Sheth stated that the design of the stadium and its facilities were intended to meet the needs of players, spectators, and broadcasters, including training facilities, ensuring there were no obstructed views and adequate fibreoptic connections for Wi-Fi, and working with Star Sports officials to plan the necessary infrastructure for broadcasting. He cited Amsterdam Arena, the Tokyo Dome, and Wembley Stadium as influences on its overall design.

The facility cost ₹550 crore to construct, as part of a public-private partnership with the state government; Sheth explained that "the project would not have been viable if we decided to charge commercial market value rent and still expected sports to develop. A regular project will recover money in around five years while we will do it in seven to nine years."

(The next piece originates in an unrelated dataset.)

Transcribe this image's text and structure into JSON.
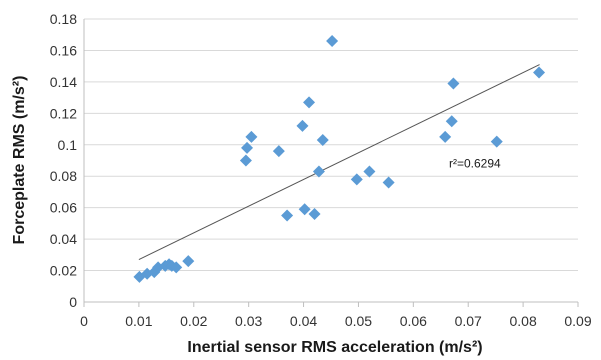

Its indoor arena hosted its facility's first sporting event — the 2016 Kabaddi World Cup—in November 2016. A formal inauguration ceremony was held 30 June 2017, attended by Prime Minister Narendra Modi and other political and sporting dignitaries. During a speech at the ceremony, Sheth referred to The Arena as "the most modern stadium in the world".

== Major events ==

=== Kabaddi ===
The Arena hosted the Kabaddi World Cup in 2016. It has hosted legs of the Pro Kabaddi League, serving as designated home arena of the Gujarat Giants.

=== Football ===
In July 2019, the stadium hosted the 2019 Intercontinental Cup, marking the first international football matches held at the Arena.

It was to host matches during the 2020 FIFA U-17 Women's World Cup, but the tournament was postponed due to the COVID-19 pandemic. India were awarded the 2022 tournament, but Ahmedabad was not named a host city.

It hosted football during the 2022 National Games of India.

=== Other ===
On October 11, 2025 the 70th Filmfare awards were hosted at the Arena.